-
Notifications
You must be signed in to change notification settings - Fork 244
Description
Is your feature request related to a problem? Please describe.
The braket_container.py
script used for the CUDA-Q BYOC image to launch the user-provided algorithm script is not thread safe, which can create race conditions in paritcular in the step to download, extract and make available the customer code to be executed in the job. This becomes a problem, specifically, for (single and multi-instance) multi-GPU workflows, an area where CUDA-Q can provide acceleration, in particular.

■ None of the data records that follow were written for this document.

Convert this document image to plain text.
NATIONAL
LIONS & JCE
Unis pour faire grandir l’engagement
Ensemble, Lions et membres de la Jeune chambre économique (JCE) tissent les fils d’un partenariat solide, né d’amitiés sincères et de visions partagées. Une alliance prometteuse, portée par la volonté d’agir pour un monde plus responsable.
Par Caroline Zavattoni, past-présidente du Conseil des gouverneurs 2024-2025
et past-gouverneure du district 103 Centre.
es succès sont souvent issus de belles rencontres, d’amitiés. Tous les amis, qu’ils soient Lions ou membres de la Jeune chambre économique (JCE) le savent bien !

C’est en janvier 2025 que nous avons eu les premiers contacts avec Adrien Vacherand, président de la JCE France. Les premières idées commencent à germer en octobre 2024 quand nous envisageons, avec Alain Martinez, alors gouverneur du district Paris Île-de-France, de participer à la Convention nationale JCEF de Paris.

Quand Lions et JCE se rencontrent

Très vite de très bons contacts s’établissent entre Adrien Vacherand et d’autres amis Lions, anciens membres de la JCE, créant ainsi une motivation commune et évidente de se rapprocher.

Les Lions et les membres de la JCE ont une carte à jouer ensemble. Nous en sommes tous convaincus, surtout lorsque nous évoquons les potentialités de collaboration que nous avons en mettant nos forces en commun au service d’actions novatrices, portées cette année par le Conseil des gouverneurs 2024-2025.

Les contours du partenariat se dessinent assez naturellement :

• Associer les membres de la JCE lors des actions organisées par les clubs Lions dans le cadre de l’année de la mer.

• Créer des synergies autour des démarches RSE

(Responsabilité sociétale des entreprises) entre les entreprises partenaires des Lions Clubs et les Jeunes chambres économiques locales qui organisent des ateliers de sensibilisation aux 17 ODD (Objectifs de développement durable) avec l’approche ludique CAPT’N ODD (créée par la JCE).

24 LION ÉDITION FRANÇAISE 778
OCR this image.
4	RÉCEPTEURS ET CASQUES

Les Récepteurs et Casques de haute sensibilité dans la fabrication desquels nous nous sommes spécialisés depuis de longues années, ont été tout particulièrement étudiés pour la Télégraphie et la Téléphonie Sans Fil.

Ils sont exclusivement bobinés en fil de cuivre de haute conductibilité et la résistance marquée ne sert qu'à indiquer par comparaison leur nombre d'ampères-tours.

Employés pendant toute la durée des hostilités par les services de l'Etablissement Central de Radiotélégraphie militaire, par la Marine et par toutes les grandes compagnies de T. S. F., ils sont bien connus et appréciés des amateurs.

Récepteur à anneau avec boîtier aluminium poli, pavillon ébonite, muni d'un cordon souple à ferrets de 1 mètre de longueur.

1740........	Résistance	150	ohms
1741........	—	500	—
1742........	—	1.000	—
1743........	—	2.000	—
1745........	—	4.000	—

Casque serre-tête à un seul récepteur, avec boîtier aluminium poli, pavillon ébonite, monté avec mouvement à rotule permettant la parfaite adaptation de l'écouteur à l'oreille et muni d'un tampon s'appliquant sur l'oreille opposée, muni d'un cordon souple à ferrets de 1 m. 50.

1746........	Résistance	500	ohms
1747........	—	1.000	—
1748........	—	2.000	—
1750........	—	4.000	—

While the original script on the amazon-braket-containers repository, does not take into account multiple processes running in an MPI context, at all, the script in this repository at least performs some basic handling of the MPI ranks here:
# Add wait time to resolve race condition
import time
rank = int(os.getenv("OMPI_COMM_WORLD_NODE_RANK", "0"))
time.sleep(rank)
But, this handling is both, inefficient, and ultimately not bullet proof (for example, if the download of the user-provided algorithm code from S3 takes longer than expected).
Describe the solution you'd like
The script should be refactored for real thread safety.
Describe alternatives you've considered
It would be even better, IMO, to improve the original script (https://github.com/amazon-braket/amazon-braket-containers/blob/main/src/braket_container.py) and copy it directly in the Dockerfile rather than duplicating it locally, e.g.:
FROM ...
# other instructions...
RUN git clone --depth=1 https://github.com/amazon-braket/amazon-braket-containers.git
RUN cp amazon-braket-containers/src/braket_container.py /opt/ml/code/braket_container.py
ENV SAGEMAKER_PROGRAM=braket_container.py